As it turns out, there's a lot of work that needed doing and I didn't get a chance to do it Tuesday. Wednesday I forgot about it entirely.
There isn't all that much to report. I'm still not writing anything, nor have I made any serious attempts at going through the edits for the second Avalon book. Title for the book and series are still pending. I have no idea what to title anything in this series.
I haven't received anything for The Lioness of Shara Mountain, which is just as well, as I don't seem to have the time for editing it at the moment.
No, I'm too busy trying to plan all my gifts for this year. For some inexplicable reason, I decided that I'm going to make all my gifts and... I'm an idiot. Hoy boy. There is just too much for me to do. I'm a twit. Why did I make the decision to do that? I have more eight... nine? Eight? (something like that) paintings to do... then several more repetitive things after that in order to finish the master of a gift that I'm giving to several people... and then I have to do more things to it to make the things usable. I'm being deliberately vague. Some of the gifts' recipients read this blog.
Happily, there are other things I can make from the same set of things, which are much more manageable to do, which takes care of a number of other gifts.
Then there's the gift that I've been meaning to make for someone for a couple of years now... first for a birthday, then Christmas, then a birthday... and now Christmas. I'm terrible.
Then there are more gifts which will require colourful air-dry clay and some other things. I don't have the things I need in order to make the gifts, but I better go find them quick-smart, because I am so far behind, I think I'm going to pull a muscle trying to catch up with it all. Which begs the question...

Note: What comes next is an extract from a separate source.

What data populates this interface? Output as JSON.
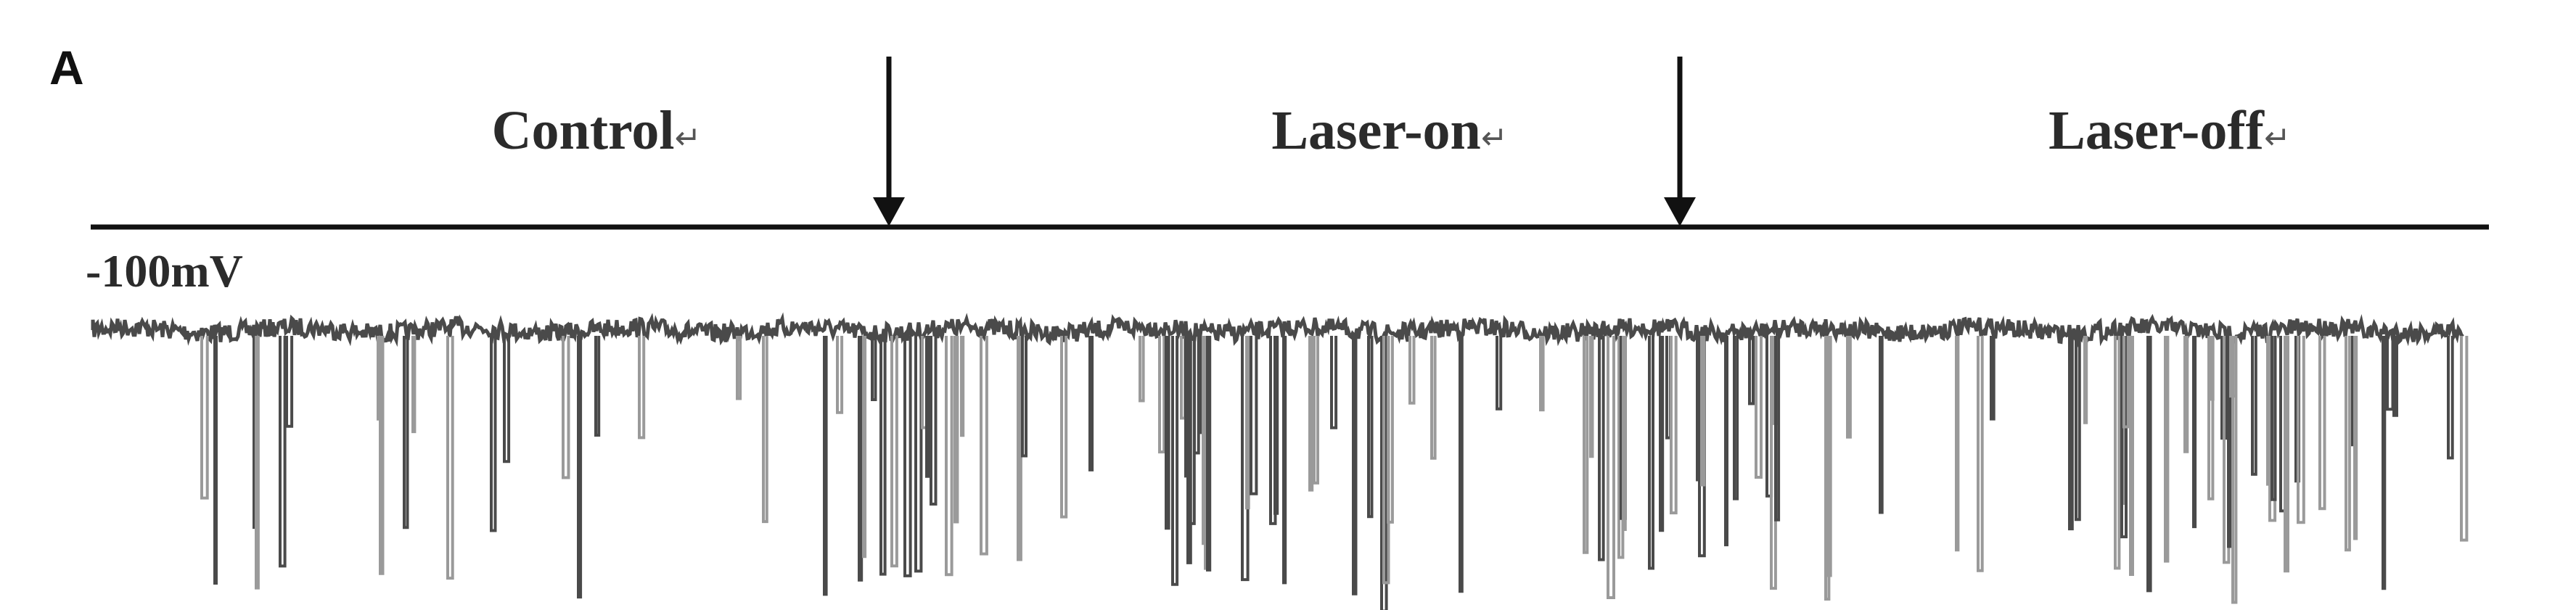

WHY DID I DO THIS TO MYSELF?!
So that's the state of things. I'm frantically painting... sometimes very roughly (though there is one I'm particularly proud of. When the gifts are given, I'll post more about it). But whatever. I don't have time for perfectionism. I've got to get this done.
A good lesson, I think. And a good exercise to help me fight through a trait (perfectionism) that can be quite debilitating at times.
Alright, I have to go. I hope you're all well.